Although I keep thinking of a similar situation I have been in and I still really don't have time for the girl even though she called me a bunch of times . . .

Good luck:)

Jeff OTMG 09-24-2001 11:19 AM

Sparklii, one other thing that you need to consider. He now has an obligation to gain the trust of the new girlfriend. If he has discussed his past realtionship with you with the new gf she may have expressed a concern, call it jealousy if you will, to him about him associating with you. It is not at all uncommon. I have remained friends over the years with many past gf's, sometimes their husbands are not too happy about it although we may live thousands of miles away and I am nothing more than a friend. Do they feel threatened that I was part of their wifes life before they were around? I don't know. Some of the guys are cool with it, but many are not. On the other hand I have had gf's who do not wish me to have contact with old gf's, especially the single ones. If you put yourself in the situation you may understand it better. How would you feel if your new bf had his ex-gf calling him and wanting to talk and spend time together? Would you feel threatened by her? Would she be interupting any of your time with your new bf? It may be that you can rekindle the friendship once the new gf becomes more secure. Only time will tell.

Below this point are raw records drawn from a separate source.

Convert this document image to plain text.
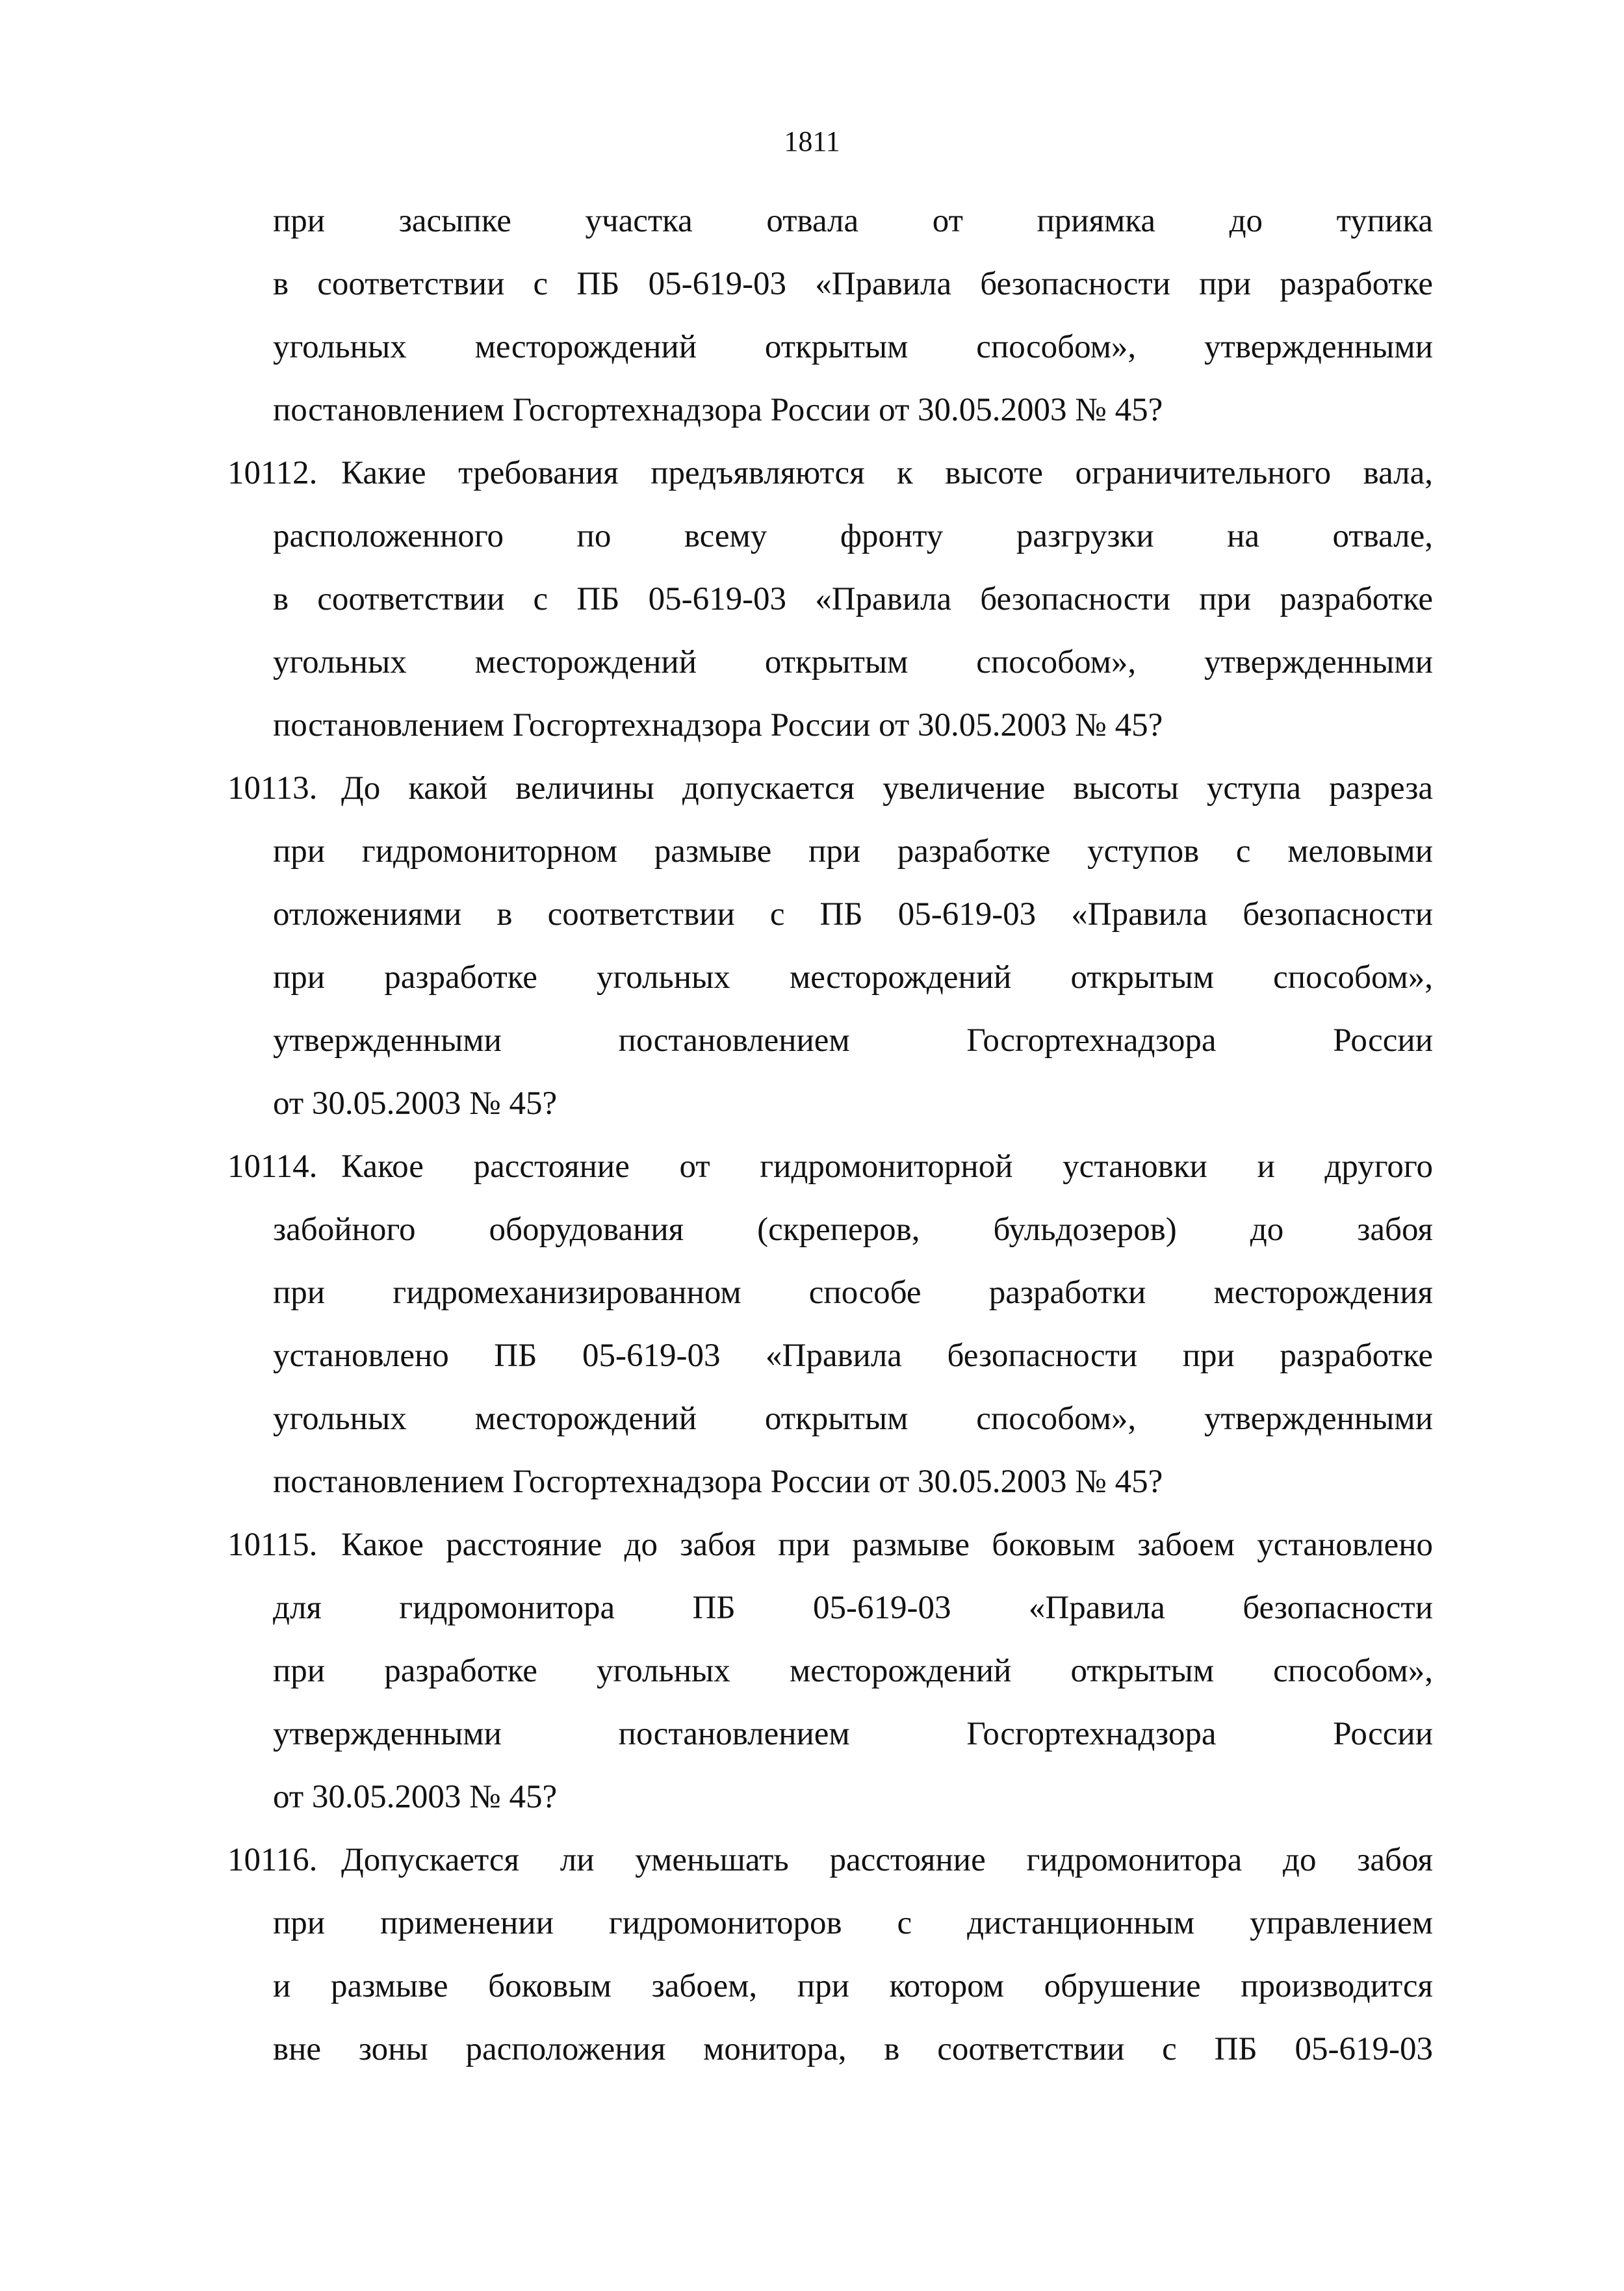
1811
при засыпке участка отвала от приямка до тупика
в соответствии с ПБ 05-619-03 «Правила безопасности при разработке
угольных месторождений открытым способом», утвержденными
постановлением Госгортехнадзора России от 30.05.2003 № 45?
10112. Какие требования предъявляются к высоте ограничительного вала,
расположенного по всему фронту разгрузки на отвале,
в соответствии с ПБ 05-619-03 «Правила безопасности при разработке
угольных месторождений открытым способом», утвержденными
постановлением Госгортехнадзора России от 30.05.2003 № 45?
10113. До какой величины допускается увеличение высоты уступа разреза
при гидромониторном размыве при разработке уступов с меловыми
отложениями в соответствии с ПБ 05-619-03 «Правила безопасности
при разработке угольных месторождений открытым способом»,
утвержденными постановлением Госгортехнадзора России
от 30.05.2003 № 45?
10114. Какое расстояние от гидромониторной установки и другого
забойного оборудования (скреперов, бульдозеров) до забоя
при гидромеханизированном способе разработки месторождения
установлено ПБ 05-619-03 «Правила безопасности при разработке
угольных месторождений открытым способом», утвержденными
постановлением Госгортехнадзора России от 30.05.2003 № 45?
10115. Какое расстояние до забоя при размыве боковым забоем установлено
для гидромонитора ПБ 05-619-03 «Правила безопасности
при разработке угольных месторождений открытым способом»,
утвержденными постановлением Госгортехнадзора России
от 30.05.2003 № 45?
10116. Допускается ли уменьшать расстояние гидромонитора до забоя
при применении гидромониторов с дистанционным управлением
и размыве боковым забоем, при котором обрушение производится
вне зоны расположения монитора, в соответствии с ПБ 05-619-03
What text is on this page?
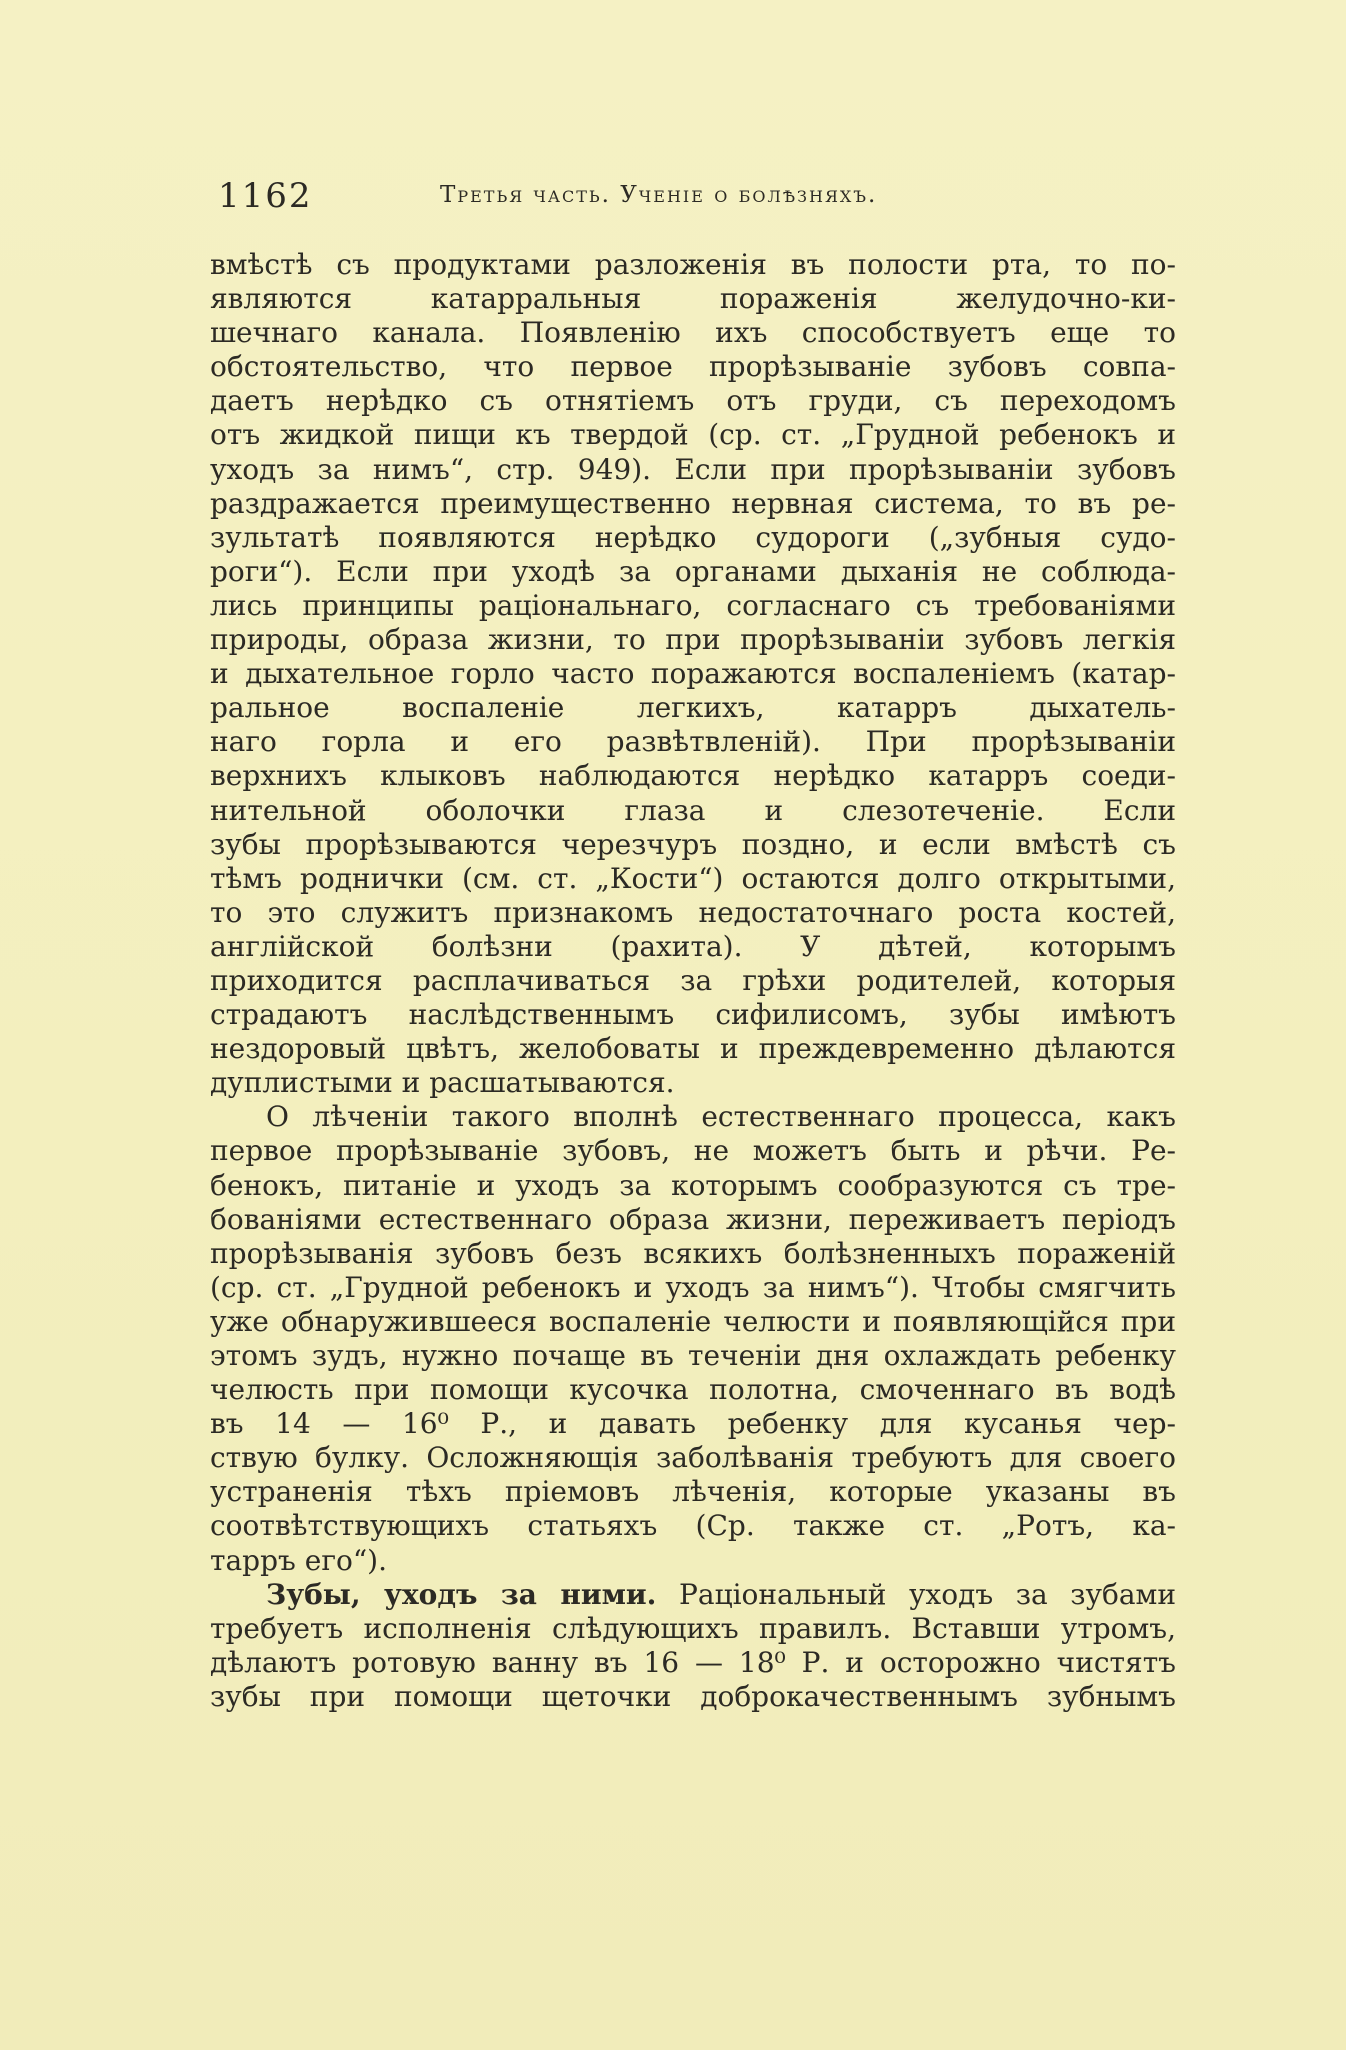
1162	Третья часть. Ученіе о болѣзняхъ.
вмѣстѣ съ продуктами разложенія въ полости рта, то по-
являются катарральныя пораженія желудочно-ки-
шечнаго канала. Появленію ихъ способствуетъ еще то
обстоятельство, что первое прорѣзываніе зубовъ совпа-
даетъ нерѣдко съ отнятіемъ отъ груди, съ переходомъ
отъ жидкой пищи къ твердой (ср. ст. „Грудной ребенокъ и
уходъ за нимъ“, стр. 949). Если при прорѣзываніи зубовъ
раздражается преимущественно нервная система, то въ ре-
зультатѣ появляются нерѣдко судороги („зубныя судо-
роги“). Если при уходѣ за органами дыханія не соблюда-
лись принципы раціональнаго, согласнаго съ требованіями
природы, образа жизни, то при прорѣзываніи зубовъ легкія
и дыхательное горло часто поражаются воспаленіемъ (катар-
ральное воспаленіе легкихъ, катарръ дыхатель-
наго горла и его развѣтвленій). При прорѣзываніи
верхнихъ клыковъ наблюдаются нерѣдко катарръ соеди-
нительной оболочки глаза и слезотеченіе. Если
зубы прорѣзываются черезчуръ поздно, и если вмѣстѣ съ
тѣмъ роднички (см. ст. „Кости“) остаются долго открытыми,
то это служитъ признакомъ недостаточнаго роста костей,
англійской болѣзни (рахита). У дѣтей, которымъ
приходится расплачиваться за грѣхи родителей, которыя
страдаютъ наслѣдственнымъ сифилисомъ, зубы имѣютъ
нездоровый цвѣтъ, желобоваты и преждевременно дѣлаются
дуплистыми и расшатываются.
О лѣченіи такого вполнѣ естественнаго процесса, какъ
первое прорѣзываніе зубовъ, не можетъ быть и рѣчи. Ре-
бенокъ, питаніе и уходъ за которымъ сообразуются съ тре-
бованіями естественнаго образа жизни, переживаетъ періодъ
прорѣзыванія зубовъ безъ всякихъ болѣзненныхъ пораженій
(ср. ст. „Грудной ребенокъ и уходъ за нимъ“). Чтобы смягчить
уже обнаружившееся воспаленіе челюсти и появляющійся при
этомъ зудъ, нужно почаще въ теченіи дня охлаждать ребенку
челюсть при помощи кусочка полотна, смоченнаго въ водѣ
въ 14 — 16⁰ Р., и давать ребенку для кусанья чер-
ствую булку. Осложняющія заболѣванія требуютъ для своего
устраненія тѣхъ пріемовъ лѣченія, которые указаны въ
соотвѣтствующихъ статьяхъ (Ср. также ст. „Ротъ, ка-
тарръ его“).
Зубы, уходъ за ними. Раціональный уходъ за зубами
требуетъ исполненія слѣдующихъ правилъ. Вставши утромъ,
дѣлаютъ ротовую ванну въ 16 — 18⁰ Р. и осторожно чистятъ
зубы при помощи щеточки доброкачественнымъ зубнымъ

The1calledTKE 09-24-2001 11:37 AM

I agree with Jeff. The other girl needs to trust him first. Maybe when she trust him more you can be friends again.

DeltAlum 09-24-2001 07:39 PM

Well, to expose these feet of clay...

I was in roughly that situation some years ago and reacted the same way the guy did.

Truth is, I think it was probably ego that caused it. Kinda like, "You did this to me, so now I have to prove that I'm tough and not talk to you." An eye for an eye. Of course, even thirty some years later, there's still this little tiny corner of my heart reserved for her.

The good news is that after all the heartache and brain damage, the first woman and I are pretty good friends, and I've been married to the second for over thirty years.

All's well that...well, you know.

Go figure.

SparkliiQTMTSU 09-25-2001 07:01 PM

Thanks you guys for all of your help. It's really going to suck not being able to be friends with him right now.:( But I just really hope that one day he will come back!!:) I guess thats all I can do now! but again Thanks!